Re: The Limits of Science
Posted: November 29th, 2012, 6:52 pm
...Everett's interpretation of QM, which posits innumerable branching universes to rationalise the situation, is a popular alternative to the Copenhagen 'consciousness causes collapse' theory.Just a correction: The "consciousness causes collapse" interpretation is not the Copenhagen Interpretation. The former is mostly associated with John von Neumann and to some extent John Wheeler. Copenhagenists generally believe collapse is an artifact of the quantum scale and macroscopic scale universes being distinct, and besides the wave function is only a mathematical description of quantum behavior, not a symbolic representation of physical reality. (I have a slightly different take but I don't wish to muddy the ongoing exchange of ideas with distracting details).
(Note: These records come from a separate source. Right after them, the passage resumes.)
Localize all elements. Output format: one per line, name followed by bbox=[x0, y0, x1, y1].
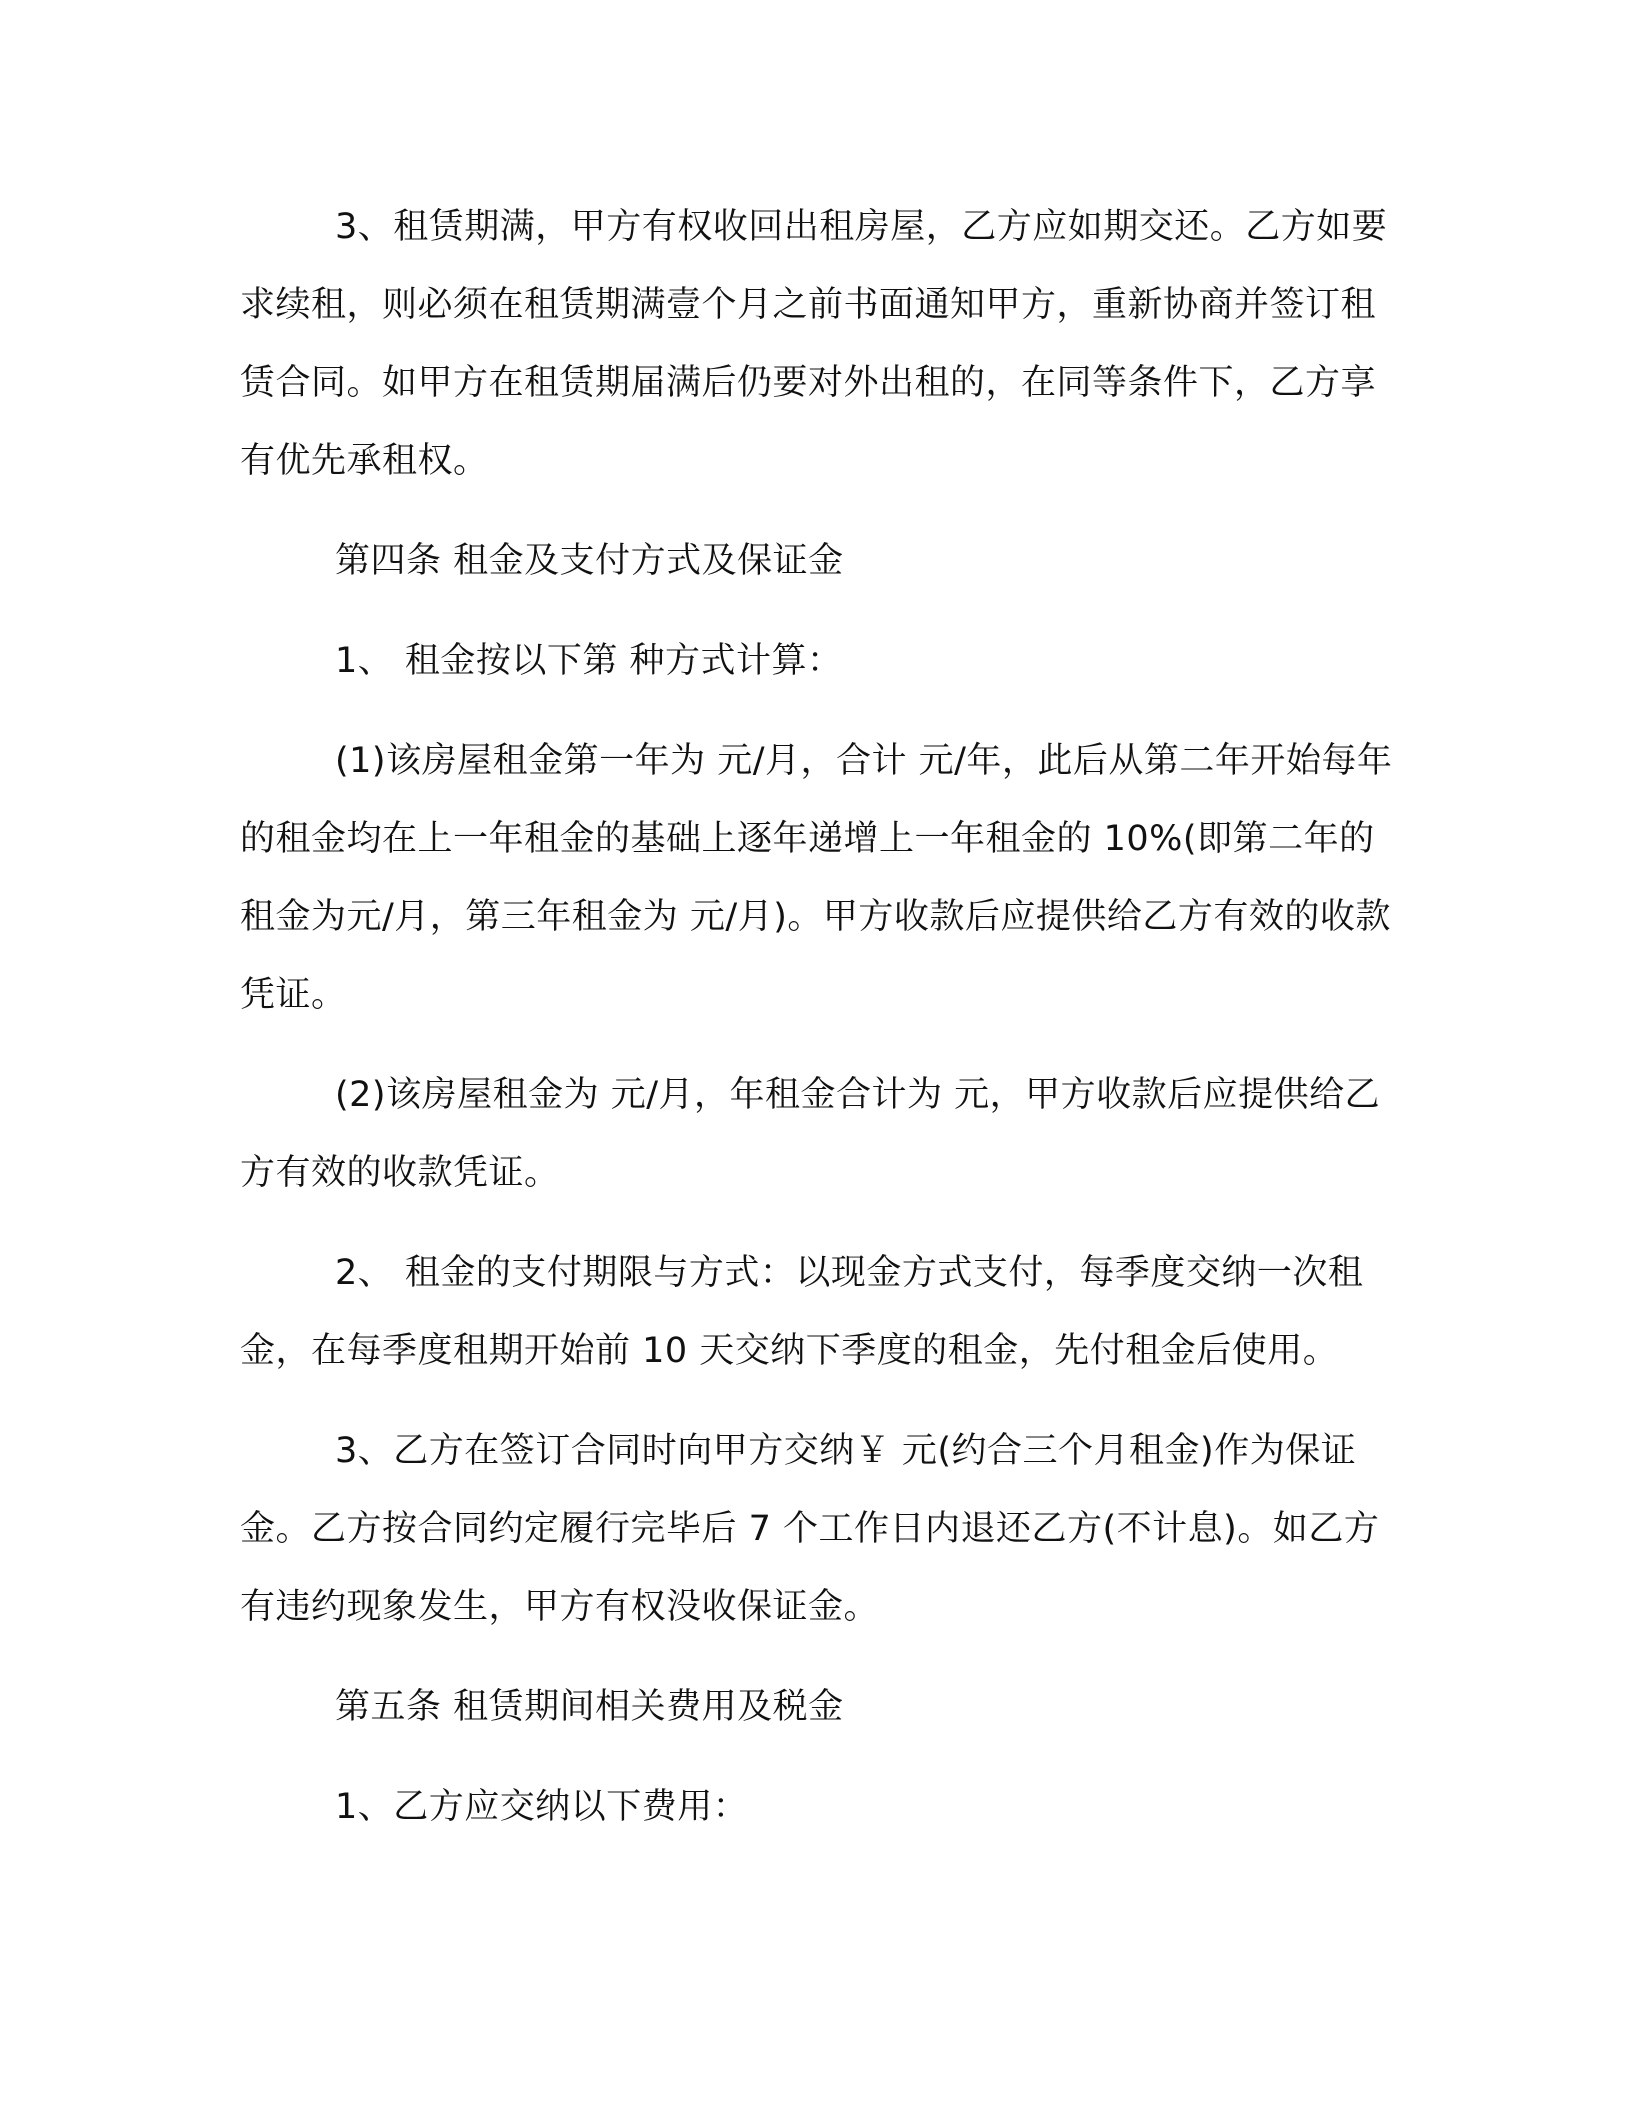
paragraph-rent-calculation: 1、 租金按以下第 种方式计算： bbox=[335, 641, 843, 681]
document-body bbox=[240, 188, 1410, 1868]
paragraph-payment-terms: 2、 租金的支付期限与方式：以现金方式支付，每季度交纳一次租金，在每季度租期开始前 10 天交纳下季度的租金，先付租金后使用。 bbox=[240, 1253, 1364, 1371]
paragraph-deposit: 3、乙方在签订合同时向甲方交纳￥ 元(约合三个月租金)作为保证金。乙方按合同约定履行完毕后 7 个工作日内退还乙方(不计息)。如乙方有违约现象发生，甲方有权没收保证金。 bbox=[240, 1431, 1380, 1627]
article-4-heading: 第四条 租金及支付方式及保证金 bbox=[335, 541, 844, 581]
paragraph-rent-option-1: (1)该房屋租金第一年为 元/月，合计 元/年，此后从第二年开始每年的租金均在上一年租金的基础上逐年递增上一年租金的 10%(即第二年的租金为元/月，第三年租金为 元/月)。甲方收款后应提供给乙方有效的收款凭证。 bbox=[240, 741, 1393, 1015]
article-5-heading: 第五条 租赁期间相关费用及税金 bbox=[335, 1687, 844, 1727]
paragraph-lease-expiry: 3、租赁期满，甲方有权收回出租房屋，乙方应如期交还。乙方如要求续租，则必须在租赁期满壹个月之前书面通知甲方，重新协商并签订租赁合同。如甲方在租赁期届满后仍要对外出租的，在同等条件下，乙方享有优先承租权。 bbox=[240, 207, 1388, 481]
paragraph-fees-intro: 1、乙方应交纳以下费用： bbox=[335, 1787, 749, 1827]
paragraph-rent-option-2: (2)该房屋租金为 元/月，年租金合计为 元，甲方收款后应提供给乙方有效的收款凭证。 bbox=[240, 1075, 1381, 1193]
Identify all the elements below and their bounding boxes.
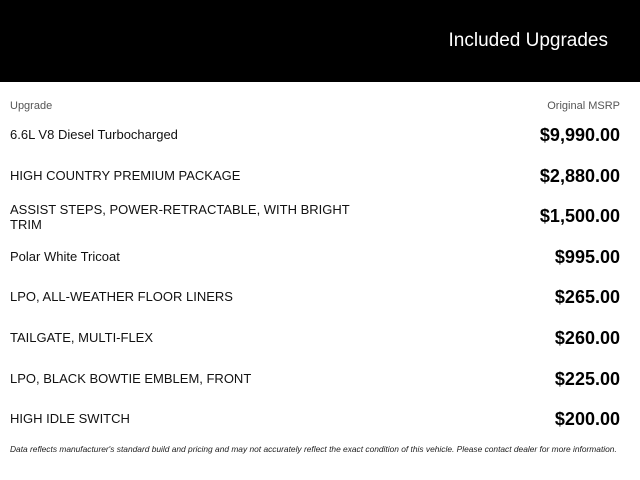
upgrade-row <box>10 118 620 159</box>
upgrade-price: $1,500.00 <box>539 206 620 227</box>
upgrade-price: $260.00 <box>554 327 620 348</box>
upgrade-name: 6.6L V8 Diesel Turbocharged <box>10 127 178 142</box>
upgrade-row <box>10 159 620 200</box>
upgrade-name: LPO, BLACK BOWTIE EMBLEM, FRONT <box>10 370 252 386</box>
upgrade-name: ASSIST STEPS, POWER-RETRACTABLE, WITH BRIGHT TRIM <box>10 202 350 233</box>
header-bar <box>0 0 640 82</box>
upgrade-name: HIGH COUNTRY PREMIUM PACKAGE <box>10 167 241 183</box>
upgrade-name: LPO, ALL-WEATHER FLOOR LINERS <box>10 289 233 305</box>
upgrade-name: TAILGATE, MULTI-FLEX <box>10 329 154 345</box>
upgrade-price: $9,990.00 <box>539 125 620 145</box>
upgrade-row <box>10 402 620 443</box>
page-title: Included Upgrades <box>448 30 608 51</box>
upgrade-row <box>10 199 620 240</box>
column-headers <box>10 100 620 114</box>
upgrade-price: $200.00 <box>554 409 620 430</box>
upgrade-price: $995.00 <box>554 246 620 267</box>
upgrade-price: $265.00 <box>554 287 620 308</box>
column-header-msrp: Original MSRP <box>547 100 620 112</box>
upgrade-row <box>10 240 620 281</box>
upgrade-price: $225.00 <box>554 368 620 389</box>
upgrade-name: Polar White Tricoat <box>10 248 120 264</box>
upgrade-name: HIGH IDLE SWITCH <box>10 411 130 427</box>
upgrade-row <box>10 321 620 362</box>
upgrade-price: $2,880.00 <box>539 165 620 186</box>
upgrades-list <box>10 118 620 443</box>
upgrade-row <box>10 280 620 321</box>
column-header-upgrade: Upgrade <box>10 100 53 112</box>
disclaimer-text: Data reflects manufacturer's standard build and pricing and may not accurately reflect the exact condition of this vehicle. Please contact dealer for more information. <box>10 444 617 454</box>
upgrade-row <box>10 362 620 403</box>
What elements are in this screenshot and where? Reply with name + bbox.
So if there is 'no mystery', why this vast body of theorization? What problem was Everett trying to solve? Why did Neils Bohr say 'if you have not been shocked by quantum theory, you haven't understood it yet?' I think this is where your instrumentalist view is challenged, actually.I know this was addressed to Steve3007 but since I'm guilty of idolizing Bohr in my more sentimental moments, I'll just point out that rather than an instrumentalist view being challenged by the mystery of quantum mechanics, an instrumentalist view is possibly the only rational response to the mystery. It was Bohr's very wonder and appreciation of the mystery that led him to the conservative stance of the Copenhagen view, to preserve the integrity of scientific methodology in the face of phenomena outside (at the time) its epistemological purview.